Chart 6: Firms who expect to decrease wages following the change in NICs reported lower realised and expected wage growth

Realised and expected year-ahead wage growth by reaction to increase in NICs (a)

Lines illustrating the trends in realised and expected wage growth per employees show that in the three months to February, firms who expected to decrease wages reported that their average wage growth per employee was 4.8%. For firms who do not expect to decrease wages, average wage growth per employee was 5.4% in the three-months to February. Firms who expect to decrease wages expect wage growth per employee to be 3.4% in the next year. Firms who do not expect to decrease wages expect year-ahead wage growth per employee to be 4.2% in the three months to February.
  • (a) The results on wage growth are based on the questions: ‘Looking back, from 12 months ago to now, what was the approximate % change in your average wage per employee?’; and ‘Looking ahead, from now to 12 months from now, what approximate % change in your average wage per employee would you assign to each of the following scenarios: lowest, low, middle, high, highest?’. For the questions on year-ahead expectations, respondents were then asked to assign a probability to each scenario. A point estimate is constructed by combining the five scenarios with the probabilities attached to them. For reactions to the increase in NICs the following question was used: ‘How do you expect your business to respond to the changes to employer National Insurance contributions announced in the November 2024 Budget?’. Firms could choose multiple options. The chart shows three-month average data.

Methodology

The DMP consists of the Chief Financial Officers of small, medium, and large UK businesses operating in a broad range of industries.

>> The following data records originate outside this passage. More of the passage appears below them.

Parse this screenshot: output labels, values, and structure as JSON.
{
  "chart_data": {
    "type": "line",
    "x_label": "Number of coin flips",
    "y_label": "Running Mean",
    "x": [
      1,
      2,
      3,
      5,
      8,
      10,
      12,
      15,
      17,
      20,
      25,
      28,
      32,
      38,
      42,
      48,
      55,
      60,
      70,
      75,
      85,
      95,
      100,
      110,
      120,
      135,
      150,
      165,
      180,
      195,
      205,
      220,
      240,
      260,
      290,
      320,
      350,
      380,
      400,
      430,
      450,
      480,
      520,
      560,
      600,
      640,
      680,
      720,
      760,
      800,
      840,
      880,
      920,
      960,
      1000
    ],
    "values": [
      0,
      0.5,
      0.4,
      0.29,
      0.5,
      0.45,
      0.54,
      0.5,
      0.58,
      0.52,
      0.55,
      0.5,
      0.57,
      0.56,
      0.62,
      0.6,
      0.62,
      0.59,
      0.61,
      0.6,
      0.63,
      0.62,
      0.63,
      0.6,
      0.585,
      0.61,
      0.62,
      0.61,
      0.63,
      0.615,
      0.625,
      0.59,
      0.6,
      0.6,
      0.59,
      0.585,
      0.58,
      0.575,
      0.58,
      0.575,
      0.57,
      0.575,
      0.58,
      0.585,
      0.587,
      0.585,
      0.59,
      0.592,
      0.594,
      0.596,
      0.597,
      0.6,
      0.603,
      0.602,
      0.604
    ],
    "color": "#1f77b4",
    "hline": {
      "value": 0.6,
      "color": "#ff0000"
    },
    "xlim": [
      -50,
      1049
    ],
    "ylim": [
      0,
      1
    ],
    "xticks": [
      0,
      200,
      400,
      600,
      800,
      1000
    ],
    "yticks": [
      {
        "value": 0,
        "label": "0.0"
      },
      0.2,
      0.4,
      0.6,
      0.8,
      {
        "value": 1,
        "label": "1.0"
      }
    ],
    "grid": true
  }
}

We survey panel members to monitor developments in the UK economy and to track businesses’ views on them. This work complements the intelligence gathered by our Agents.

This note is a summary of surveys conducted with DMP members up to February 2025. The February survey was in the field between 7 and 21 February. The February survey received 2,289 responses.

Further monthly data from the February survey for a limited number of DMP series was published on 6 March 2025. Aggregate level data for all survey questions are published on a quarterly basis. Data from the November to January surveys were released on 6 February. More information can also be found on the DMP website.

The panel was set up in August 2016. It is run by the Bank of England in collaboration with King’s College London and the University of Nottingham. It was designed to be representative of the population of UK businesses. All results are weighted using employment data. See Bunn et al (2024) for more details.

The DMP receives funding from the Economic and Social Research Council.